Your model is also incomplete unless you're claiming that if you check villain will always bet. If he won't then your potential actions are
check-fold
check-check
bet-call
(assuming he never folds)

So I have problems with how you've set this up. If you check and he goes all in, and you call, then it's the same as if you go all in and he calls. I think you have to include the option for you to check-call.

EV(check-fold) = 0
EV(ship) = .34*200 - .66*100 = 2
if he is betting the full 100 then
EV(check-call) = EV(ship) = 2
if he bet less, say, 50, then you'd have
EV(check-call) = .34*150 - .66*50 = 18
since 100 is the most he can bet, check-fold really isn't even an option, we can always call.

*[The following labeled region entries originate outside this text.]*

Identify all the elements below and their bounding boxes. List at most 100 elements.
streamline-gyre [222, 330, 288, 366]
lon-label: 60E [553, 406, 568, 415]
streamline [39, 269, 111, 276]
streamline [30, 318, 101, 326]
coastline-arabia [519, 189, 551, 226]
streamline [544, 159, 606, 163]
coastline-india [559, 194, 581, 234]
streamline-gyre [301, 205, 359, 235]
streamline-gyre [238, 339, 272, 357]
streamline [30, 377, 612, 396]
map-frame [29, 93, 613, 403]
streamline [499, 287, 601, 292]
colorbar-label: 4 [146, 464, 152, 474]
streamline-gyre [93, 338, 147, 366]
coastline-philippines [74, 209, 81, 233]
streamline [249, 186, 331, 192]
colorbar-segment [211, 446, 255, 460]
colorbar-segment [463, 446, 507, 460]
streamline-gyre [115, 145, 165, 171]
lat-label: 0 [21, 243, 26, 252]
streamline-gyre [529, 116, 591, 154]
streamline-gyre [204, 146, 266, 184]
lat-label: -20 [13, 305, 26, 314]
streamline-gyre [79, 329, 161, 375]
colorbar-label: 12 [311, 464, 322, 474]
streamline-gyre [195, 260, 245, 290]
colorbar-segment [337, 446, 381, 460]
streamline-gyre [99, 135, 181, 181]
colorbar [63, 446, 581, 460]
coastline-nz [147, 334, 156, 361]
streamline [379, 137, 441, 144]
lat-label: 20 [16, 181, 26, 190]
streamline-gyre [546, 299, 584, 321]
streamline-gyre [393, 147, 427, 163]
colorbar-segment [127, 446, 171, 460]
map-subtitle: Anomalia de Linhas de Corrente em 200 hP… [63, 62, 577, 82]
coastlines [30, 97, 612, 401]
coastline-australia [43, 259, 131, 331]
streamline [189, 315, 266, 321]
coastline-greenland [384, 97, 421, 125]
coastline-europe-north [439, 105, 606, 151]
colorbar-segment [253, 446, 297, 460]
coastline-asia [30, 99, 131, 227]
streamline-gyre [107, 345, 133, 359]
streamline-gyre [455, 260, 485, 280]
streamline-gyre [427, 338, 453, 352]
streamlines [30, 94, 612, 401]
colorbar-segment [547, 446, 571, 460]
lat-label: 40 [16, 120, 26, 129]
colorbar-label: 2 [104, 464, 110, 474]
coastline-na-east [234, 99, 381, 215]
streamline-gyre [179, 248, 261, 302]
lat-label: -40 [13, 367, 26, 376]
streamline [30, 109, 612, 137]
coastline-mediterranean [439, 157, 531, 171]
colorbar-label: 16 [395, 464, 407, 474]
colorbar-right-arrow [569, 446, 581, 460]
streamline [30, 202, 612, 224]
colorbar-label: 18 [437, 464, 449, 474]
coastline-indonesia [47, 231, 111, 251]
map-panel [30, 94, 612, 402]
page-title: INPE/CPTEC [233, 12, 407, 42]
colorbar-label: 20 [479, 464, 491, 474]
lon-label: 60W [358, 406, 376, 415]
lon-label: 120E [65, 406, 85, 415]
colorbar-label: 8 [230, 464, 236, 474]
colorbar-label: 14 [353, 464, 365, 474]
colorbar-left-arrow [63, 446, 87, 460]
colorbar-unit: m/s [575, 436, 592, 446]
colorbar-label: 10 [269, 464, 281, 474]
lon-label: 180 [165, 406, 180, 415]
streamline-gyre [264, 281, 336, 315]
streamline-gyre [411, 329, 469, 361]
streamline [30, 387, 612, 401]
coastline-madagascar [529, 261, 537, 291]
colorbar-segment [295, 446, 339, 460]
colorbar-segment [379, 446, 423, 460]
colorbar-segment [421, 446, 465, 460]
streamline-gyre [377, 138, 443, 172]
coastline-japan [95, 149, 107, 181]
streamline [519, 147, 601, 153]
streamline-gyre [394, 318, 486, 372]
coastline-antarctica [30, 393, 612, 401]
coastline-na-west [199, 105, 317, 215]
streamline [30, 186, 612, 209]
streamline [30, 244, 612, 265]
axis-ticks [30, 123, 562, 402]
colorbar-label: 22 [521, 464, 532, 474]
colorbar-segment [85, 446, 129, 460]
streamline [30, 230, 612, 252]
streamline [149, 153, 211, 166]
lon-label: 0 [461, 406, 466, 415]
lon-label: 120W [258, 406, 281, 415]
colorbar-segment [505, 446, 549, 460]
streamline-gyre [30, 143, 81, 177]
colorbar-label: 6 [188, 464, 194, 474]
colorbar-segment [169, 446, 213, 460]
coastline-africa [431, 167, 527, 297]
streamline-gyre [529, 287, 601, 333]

By the other method you'll have this
f(check-fold) = -50
f(ship) = .34*150 - .66*150 = -48
and so the difference between then, f(ship) - f(check-fold) = 2
(same as before)

If he'll always check behind then checking is clearly better than shipping, because
EV(check-check) = .34*100 = 34

If he checks behind, like, 10% of the time, even then checking is better, even if we assume we'll fold if he bets
EV = .1*.34*100 = 3.4

Yes, if i check the villain will always bet.

Thanks, i have a mistake here.

Yes!, your explanation is great.

In a while I write another situation to complete the conclusion

Hello RustyBrooks, I'll put another situation to finish making my question.

Now suppose in the previous example, our only alternative is to ship or play XF.
Besides the villain always bet when we play check.

Do you agree that we should bet all-in with each hand, with at least 33% higher equity ?.
With hands that meet the above condition, we would be making a value bet.

If you agree on this, why do you think that is considered a value bet those hands with equity greater than 50%? You think it's something similar to the case when we assume EV (fold) = 0 at the time of taking the decision without considering the money invested?

This situation I have seen in GTO strategies.

This question was necessary and / or explanation, in order to maintain the topic of the thread.

If he always bets when checked to, and always calls when you bet, check-calling = betting
In this case if equity > pot odds then betting > folding

If he sometimes checks, and your EV < 50%, checking is usually better than betting

This may be the reason for which, in the case of not knowing the% check back the villain, it is better to have an equity> 50% to bet?
In this way we ensure that the best option is to bet?

The real problem here is that you insist on folding to his bet. If you don't fold to his bet then checking is clearly superior when equity < 50%